Now, in addition to the blood transfusion centre that was established in Juba in 2014, there is a regional centre in Wau, in the north-west of the country, with another soon to open in Malakal in the north-east.
"Japan is very proud to support the blood transfusion programme in South Sudan because it's a very important programme within the health sector," says the Ambassador of Japan, Seiji Okada. "People in South Sudan always suffer from lack of blood and because of the situation, many people die. Japan supports this programme to save the lives of women, men and children."
Another major achievement has been the increase in blood collected from voluntary donors.
According to WHO guidelines, 1% of a country's population needs to donate blood to meet annual requirements. Under this principle, South Sudan should be collecting an estimated 120,000 units for its population of about 12.9 million people.
However, the country continues to struggle with a chronic shortfall, due in part to a health system that is weakened by a lack of investment and human resources. It also relates to cultural issues – many South Sudanese believe that giving blood will make them ill.
"In some communities, people don't believe in giving blood because they think that when they donate they will fall sick or even die," explains Dr Charles Ocan, Health Policy Advisor and Team Lead for the Integrated Service Delivery Cluster at WHO South Sudan. They are also worried that their blood might be misused.
Sustained efforts to educate the public led to South Sudan participating in World Blood Donor Day for the first time in 2015. The number of voluntary, unpaid donations is growing.
There were 1754 voluntary blood donations in 2018 at the services established in Juba, Wau and Torit. Five years ago, there were only 65 voluntary blood donations.
When collections started in 2014, only 23% of the blood donated came from South Sudanese donors. In 2018, it had jumped to 35%. The rest was donated by other nationals.
"We are making good progress," says Dr Deng.

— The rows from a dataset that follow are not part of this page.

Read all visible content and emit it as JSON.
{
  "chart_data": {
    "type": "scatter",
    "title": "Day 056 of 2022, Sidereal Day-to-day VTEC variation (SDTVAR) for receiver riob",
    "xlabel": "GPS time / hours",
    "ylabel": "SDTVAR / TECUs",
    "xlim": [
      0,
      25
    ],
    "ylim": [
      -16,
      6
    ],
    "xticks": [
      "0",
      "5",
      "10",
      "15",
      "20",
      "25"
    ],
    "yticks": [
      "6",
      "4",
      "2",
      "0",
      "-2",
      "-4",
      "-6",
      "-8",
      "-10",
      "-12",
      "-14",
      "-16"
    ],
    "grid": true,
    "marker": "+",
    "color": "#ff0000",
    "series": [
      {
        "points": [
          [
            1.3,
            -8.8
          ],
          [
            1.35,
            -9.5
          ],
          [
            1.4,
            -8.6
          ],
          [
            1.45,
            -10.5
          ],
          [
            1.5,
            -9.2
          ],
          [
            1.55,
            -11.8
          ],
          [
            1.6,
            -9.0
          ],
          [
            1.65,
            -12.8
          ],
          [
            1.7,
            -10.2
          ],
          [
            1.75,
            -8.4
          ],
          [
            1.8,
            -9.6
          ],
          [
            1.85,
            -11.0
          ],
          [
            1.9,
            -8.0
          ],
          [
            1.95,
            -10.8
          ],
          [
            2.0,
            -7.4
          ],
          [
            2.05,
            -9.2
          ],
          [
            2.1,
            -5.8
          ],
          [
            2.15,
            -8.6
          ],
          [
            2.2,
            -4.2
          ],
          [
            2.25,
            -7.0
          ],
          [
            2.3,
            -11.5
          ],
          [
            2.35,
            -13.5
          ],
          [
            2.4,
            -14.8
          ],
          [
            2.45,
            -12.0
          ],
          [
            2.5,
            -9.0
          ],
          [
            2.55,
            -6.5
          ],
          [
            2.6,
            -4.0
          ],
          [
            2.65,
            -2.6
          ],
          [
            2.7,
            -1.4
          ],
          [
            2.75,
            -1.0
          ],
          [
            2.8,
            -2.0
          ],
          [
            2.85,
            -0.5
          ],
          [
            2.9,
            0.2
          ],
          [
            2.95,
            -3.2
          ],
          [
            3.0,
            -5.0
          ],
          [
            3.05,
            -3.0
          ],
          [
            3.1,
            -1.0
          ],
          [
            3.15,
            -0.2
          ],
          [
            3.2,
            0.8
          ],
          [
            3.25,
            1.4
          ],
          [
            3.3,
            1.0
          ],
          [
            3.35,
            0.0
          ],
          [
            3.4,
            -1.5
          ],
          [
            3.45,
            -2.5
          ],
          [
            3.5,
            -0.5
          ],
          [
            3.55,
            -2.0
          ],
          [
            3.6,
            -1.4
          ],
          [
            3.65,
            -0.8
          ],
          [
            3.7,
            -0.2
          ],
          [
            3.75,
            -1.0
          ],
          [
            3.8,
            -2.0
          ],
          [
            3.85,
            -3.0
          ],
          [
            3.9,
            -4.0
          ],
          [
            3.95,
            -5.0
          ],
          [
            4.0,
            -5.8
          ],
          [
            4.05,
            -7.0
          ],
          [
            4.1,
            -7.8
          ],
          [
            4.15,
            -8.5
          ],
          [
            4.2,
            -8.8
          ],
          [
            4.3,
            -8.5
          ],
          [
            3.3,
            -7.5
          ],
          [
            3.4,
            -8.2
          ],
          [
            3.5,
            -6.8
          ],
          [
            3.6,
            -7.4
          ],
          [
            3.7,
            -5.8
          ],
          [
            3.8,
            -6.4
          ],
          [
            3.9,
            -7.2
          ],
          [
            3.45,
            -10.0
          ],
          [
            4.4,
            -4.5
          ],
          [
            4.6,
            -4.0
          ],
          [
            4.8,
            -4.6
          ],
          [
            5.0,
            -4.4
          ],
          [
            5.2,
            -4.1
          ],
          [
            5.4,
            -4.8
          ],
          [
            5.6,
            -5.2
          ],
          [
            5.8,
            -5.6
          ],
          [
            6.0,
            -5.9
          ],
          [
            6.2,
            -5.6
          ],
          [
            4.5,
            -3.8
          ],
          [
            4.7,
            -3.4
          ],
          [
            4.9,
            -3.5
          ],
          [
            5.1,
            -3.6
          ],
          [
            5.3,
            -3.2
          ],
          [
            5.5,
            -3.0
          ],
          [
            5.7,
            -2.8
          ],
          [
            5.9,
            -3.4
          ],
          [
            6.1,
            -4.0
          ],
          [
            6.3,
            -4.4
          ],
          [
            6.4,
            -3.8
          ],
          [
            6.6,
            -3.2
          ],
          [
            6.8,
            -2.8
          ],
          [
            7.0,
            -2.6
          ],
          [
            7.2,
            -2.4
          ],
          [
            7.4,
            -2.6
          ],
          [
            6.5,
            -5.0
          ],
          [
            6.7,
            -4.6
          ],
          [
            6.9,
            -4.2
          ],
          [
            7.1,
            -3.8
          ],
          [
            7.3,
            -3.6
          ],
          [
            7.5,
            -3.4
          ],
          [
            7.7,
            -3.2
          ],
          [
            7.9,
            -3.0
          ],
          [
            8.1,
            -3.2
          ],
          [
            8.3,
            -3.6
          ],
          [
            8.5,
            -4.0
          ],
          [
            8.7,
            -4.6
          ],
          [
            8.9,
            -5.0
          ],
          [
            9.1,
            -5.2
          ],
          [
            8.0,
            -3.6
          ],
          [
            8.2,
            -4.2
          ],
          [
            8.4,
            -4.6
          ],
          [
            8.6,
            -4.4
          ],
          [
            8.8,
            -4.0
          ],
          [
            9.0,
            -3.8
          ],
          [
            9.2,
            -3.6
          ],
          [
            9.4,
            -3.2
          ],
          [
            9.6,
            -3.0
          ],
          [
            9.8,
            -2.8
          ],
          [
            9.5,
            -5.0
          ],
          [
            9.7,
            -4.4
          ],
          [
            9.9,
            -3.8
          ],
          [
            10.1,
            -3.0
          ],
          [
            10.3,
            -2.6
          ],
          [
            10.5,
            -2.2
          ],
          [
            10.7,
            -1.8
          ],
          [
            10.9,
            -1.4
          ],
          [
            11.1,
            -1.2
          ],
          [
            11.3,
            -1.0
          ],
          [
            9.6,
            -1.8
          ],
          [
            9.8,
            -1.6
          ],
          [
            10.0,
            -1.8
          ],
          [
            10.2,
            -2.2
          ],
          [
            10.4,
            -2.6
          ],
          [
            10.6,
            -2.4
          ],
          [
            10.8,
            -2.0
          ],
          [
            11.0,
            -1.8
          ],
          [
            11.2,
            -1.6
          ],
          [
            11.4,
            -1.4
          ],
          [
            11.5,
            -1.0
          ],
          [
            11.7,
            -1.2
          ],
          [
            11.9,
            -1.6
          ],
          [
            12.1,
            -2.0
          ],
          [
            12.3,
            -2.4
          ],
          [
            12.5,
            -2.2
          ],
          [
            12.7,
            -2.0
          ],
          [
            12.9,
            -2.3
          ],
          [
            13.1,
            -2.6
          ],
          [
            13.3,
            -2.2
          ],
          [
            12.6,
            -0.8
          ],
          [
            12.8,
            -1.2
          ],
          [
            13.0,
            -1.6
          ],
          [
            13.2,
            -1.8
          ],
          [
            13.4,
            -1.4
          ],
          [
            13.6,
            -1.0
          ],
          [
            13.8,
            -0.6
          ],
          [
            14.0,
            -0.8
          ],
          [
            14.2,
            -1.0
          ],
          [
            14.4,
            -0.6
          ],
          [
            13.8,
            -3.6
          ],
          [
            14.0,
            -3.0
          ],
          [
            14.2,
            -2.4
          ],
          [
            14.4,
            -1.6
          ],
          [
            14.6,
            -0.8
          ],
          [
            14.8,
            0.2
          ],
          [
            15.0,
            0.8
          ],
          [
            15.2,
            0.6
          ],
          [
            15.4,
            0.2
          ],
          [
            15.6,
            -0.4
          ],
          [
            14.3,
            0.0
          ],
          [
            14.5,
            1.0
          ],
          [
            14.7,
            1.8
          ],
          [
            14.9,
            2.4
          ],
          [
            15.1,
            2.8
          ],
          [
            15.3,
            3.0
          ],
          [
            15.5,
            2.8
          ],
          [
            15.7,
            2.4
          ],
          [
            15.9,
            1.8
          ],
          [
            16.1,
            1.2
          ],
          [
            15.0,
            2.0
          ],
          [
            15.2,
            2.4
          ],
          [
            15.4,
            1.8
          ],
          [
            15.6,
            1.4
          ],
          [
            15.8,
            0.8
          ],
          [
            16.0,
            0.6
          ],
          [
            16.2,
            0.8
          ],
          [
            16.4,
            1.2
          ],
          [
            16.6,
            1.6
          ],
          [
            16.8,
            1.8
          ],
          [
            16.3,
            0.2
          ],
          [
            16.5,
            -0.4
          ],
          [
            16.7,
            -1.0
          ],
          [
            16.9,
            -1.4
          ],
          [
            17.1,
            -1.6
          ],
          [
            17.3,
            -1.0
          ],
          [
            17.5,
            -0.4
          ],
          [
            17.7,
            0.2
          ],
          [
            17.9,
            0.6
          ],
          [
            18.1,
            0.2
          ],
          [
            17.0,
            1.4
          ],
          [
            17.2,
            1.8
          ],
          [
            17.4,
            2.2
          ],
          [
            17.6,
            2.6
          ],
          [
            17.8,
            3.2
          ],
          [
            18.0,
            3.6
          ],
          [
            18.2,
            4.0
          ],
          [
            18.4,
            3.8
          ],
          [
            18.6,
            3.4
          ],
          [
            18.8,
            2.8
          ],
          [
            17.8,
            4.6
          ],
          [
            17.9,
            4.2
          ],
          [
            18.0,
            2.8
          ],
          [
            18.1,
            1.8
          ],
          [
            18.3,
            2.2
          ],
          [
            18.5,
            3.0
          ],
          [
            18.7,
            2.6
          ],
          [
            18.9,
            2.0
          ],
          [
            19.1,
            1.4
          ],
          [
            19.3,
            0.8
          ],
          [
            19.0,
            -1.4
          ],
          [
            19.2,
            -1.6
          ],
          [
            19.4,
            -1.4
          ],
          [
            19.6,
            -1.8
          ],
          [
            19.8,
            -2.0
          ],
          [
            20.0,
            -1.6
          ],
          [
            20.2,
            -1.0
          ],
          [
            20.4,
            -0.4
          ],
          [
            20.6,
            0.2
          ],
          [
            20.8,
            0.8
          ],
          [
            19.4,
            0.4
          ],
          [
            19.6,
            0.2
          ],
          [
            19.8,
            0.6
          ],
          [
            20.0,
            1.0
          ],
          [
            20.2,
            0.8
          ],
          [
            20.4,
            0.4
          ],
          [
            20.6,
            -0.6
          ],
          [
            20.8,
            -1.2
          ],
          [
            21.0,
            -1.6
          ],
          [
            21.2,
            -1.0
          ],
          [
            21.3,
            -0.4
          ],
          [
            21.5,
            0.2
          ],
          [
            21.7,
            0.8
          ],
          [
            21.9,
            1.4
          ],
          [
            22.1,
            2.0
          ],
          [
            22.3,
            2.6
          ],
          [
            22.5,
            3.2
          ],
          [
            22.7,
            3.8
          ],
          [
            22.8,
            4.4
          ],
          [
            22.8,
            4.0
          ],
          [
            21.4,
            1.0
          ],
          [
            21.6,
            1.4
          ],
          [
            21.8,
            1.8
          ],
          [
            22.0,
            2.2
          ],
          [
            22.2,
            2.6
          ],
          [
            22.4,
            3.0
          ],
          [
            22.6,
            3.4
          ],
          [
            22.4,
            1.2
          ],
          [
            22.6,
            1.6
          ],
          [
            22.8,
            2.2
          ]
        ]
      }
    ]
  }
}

Donating blood saves lives
"A lot of people are suffering because they are in need of blood," said Moses Alfonse, one of the new South Sudanese blood donors in Juba. "Mothers who give birth may need blood, and victims of road accidents need blood. So, this blood that I donated will save their lives."
WHO also used the funding from the Government of Japan to develop blood transfusion protocols and procedures, in addition to building up the skills of staff in areas of donor recruitment and selection, laboratory procedures and proper use of blood.
"There is a critical shortage of human resources in this country, so WHO has worked closely with partners at the national and sub-national levels to ensure that staff are trained on the components of blood transfusion," says Dr Joy Waya, Health Systems Planning Officer within the Integrated Service Delivery Cluster at WHO South Sudan. "This has, in turn, increased the quality of services being offered, such as the screening of blood and blood transfusion services and the rational use of blood and blood products in health services delivery."
Amat, a 32-year-old mother expecting her fifth child, recently had a blood transfusion at the teaching hospital in Wau. She was diagnosed with severe anaemia and had a transfusion two days later. Anaemia during pregnancy is linked to low birth weight, premature birth and maternal and infant death.
"I suffered from fatigue and dizziness," she said. "But all those symptoms have now disappeared."